Laboratory of Biology of Cytoskeleton


Microtubules, tubulin isotypes, γ-tubulin complexes, regulation of microtubule nucleation, signal transduction

Microtubules are intracellular dynamic polymers made up of polymorphic αβ-tubulin heterodimers and a large number of microtubule-associated proteins. Microtubules are required for vital processes in eukaryotic cells, including cell division, maintenance of cell shape, intracellular transport, and signal transduction. The organization of microtubules in cells is controlled by microtubule organizing centres (MTOCs) as centrosomes. The key components of MTOCs are γ-tubulin complexes essential for microtubule nucleation. The regulatory mechanisms of γ-tubulin complex activation are just about to begin to be understood.
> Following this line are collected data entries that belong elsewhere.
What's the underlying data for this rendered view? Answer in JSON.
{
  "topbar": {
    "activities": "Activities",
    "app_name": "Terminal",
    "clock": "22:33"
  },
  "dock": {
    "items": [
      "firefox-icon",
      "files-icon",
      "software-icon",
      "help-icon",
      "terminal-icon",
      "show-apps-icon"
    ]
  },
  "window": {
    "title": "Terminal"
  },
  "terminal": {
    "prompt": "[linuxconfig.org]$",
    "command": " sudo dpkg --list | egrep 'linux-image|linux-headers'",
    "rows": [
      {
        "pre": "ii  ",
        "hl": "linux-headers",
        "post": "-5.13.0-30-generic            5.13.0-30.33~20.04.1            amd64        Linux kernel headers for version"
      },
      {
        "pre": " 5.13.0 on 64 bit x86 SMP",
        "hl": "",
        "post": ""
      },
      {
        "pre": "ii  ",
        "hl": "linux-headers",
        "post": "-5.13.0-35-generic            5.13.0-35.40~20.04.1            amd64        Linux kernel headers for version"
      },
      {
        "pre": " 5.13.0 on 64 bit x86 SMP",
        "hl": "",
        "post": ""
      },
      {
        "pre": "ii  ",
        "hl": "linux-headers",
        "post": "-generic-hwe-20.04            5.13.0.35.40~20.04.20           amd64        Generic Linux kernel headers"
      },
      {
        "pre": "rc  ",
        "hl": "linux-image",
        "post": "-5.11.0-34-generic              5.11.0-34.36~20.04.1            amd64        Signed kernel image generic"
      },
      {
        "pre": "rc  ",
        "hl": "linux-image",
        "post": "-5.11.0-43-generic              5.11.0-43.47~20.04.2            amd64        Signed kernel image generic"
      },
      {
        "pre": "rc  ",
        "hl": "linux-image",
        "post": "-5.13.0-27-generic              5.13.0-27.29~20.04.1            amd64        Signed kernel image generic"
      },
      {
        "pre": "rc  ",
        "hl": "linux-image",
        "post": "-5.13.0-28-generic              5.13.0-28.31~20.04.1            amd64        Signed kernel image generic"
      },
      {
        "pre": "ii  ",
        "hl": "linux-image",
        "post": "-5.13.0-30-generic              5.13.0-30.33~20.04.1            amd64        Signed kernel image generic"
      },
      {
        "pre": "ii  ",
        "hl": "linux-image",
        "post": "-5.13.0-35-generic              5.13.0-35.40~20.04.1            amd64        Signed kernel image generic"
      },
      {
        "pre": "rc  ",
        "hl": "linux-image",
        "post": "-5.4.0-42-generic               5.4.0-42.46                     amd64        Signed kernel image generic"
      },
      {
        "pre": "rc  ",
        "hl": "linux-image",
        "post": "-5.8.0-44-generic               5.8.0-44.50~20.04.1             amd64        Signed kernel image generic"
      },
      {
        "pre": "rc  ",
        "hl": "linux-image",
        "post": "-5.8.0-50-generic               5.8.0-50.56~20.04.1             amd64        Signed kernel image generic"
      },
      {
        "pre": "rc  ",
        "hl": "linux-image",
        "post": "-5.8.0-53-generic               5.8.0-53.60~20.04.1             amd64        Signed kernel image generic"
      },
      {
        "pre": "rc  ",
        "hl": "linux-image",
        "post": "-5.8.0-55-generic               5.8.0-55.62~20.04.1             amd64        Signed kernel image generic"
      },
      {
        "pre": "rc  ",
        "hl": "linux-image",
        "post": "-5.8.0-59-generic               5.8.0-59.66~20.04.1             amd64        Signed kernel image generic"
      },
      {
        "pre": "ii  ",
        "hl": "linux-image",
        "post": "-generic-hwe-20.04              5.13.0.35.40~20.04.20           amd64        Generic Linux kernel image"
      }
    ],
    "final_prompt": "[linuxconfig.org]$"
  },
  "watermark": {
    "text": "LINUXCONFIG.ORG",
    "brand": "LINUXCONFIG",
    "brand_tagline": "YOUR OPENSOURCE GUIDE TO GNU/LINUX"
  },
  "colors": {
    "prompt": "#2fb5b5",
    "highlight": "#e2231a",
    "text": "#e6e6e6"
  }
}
The long-term research programme of the laboratory includes study of the structure-function relationships of microtubule proteins and their interactions with other cytoskeletal elements in cells under normal and pathological conditions. In recent years, the research efforts have concentrated on elucidation of the molecular mechanisms governing microtubule nucleation and dynamics and the role of γ-tubulin in these processes. It has been shown that γ-tubulin is post-translationally modified and forms complexes with protein tyrosine kinases and phosphatases. An important role in the regulation of microtubule nucleation is played by the GIT/βPIX signalling complex. We have documented in experiments that the properties of γ-tubulin change during differentiation events and that γ-tubulin-2 could have a pro-survival function in neurons. The presence of γ-tubulin was demonstrated in membrane-associated complexes and in the nuclei, where it modulates DNA damage G2/M checkpoint activation through tumour suppressor protein C53. We have also shown that microtubule dynamics in vitro and in cells could be modulated by nanosecond-pulsed electric fields.

Our current work focuses on deciphering the regulatory mechanisms of microtubule nucleation in activated mast cells and the role of signal transduction molecules in this event. We also study microtubule organization under endoplasmic reticulum stress and the function of neuronal γ-tubulin-2 isotype. Finally, we define the new roles of actin-associated profilin in the regulation of microtubule organization. To address these questions, we use techniques of molecular biology, biochemistry, and immunology, as well as a variety of microscopic techniques, including live-cell imaging and quantification of microtubule nucleation and dynamics.

Microtubule nucleation from centrosomes in cells and in vitro.
Microtubule nucleation from centrosomes in cells and in vitro. (a) Human osteosarcoma cells U2OS stained for microtubules with antibody to β-tubulin (green) and for centrosomes with antibody to γ-tubulin (red). DNA in blue. Scale bar, 20 μm. (b) Centrosomes isolated from U2OS cells by sucrose gradient centrifugation were incubated with 1.2 mg/ml tubulin in the presence of 1 mM GTP for 20 min at 37℃. After fixation, centrosomes were centrifuged through a glycerol cushion onto a coverslip and immunostained for pericentrin to mark centrosomes (green) and for β-tubulin to mark microtubules (red). Scale bar, 20 μm.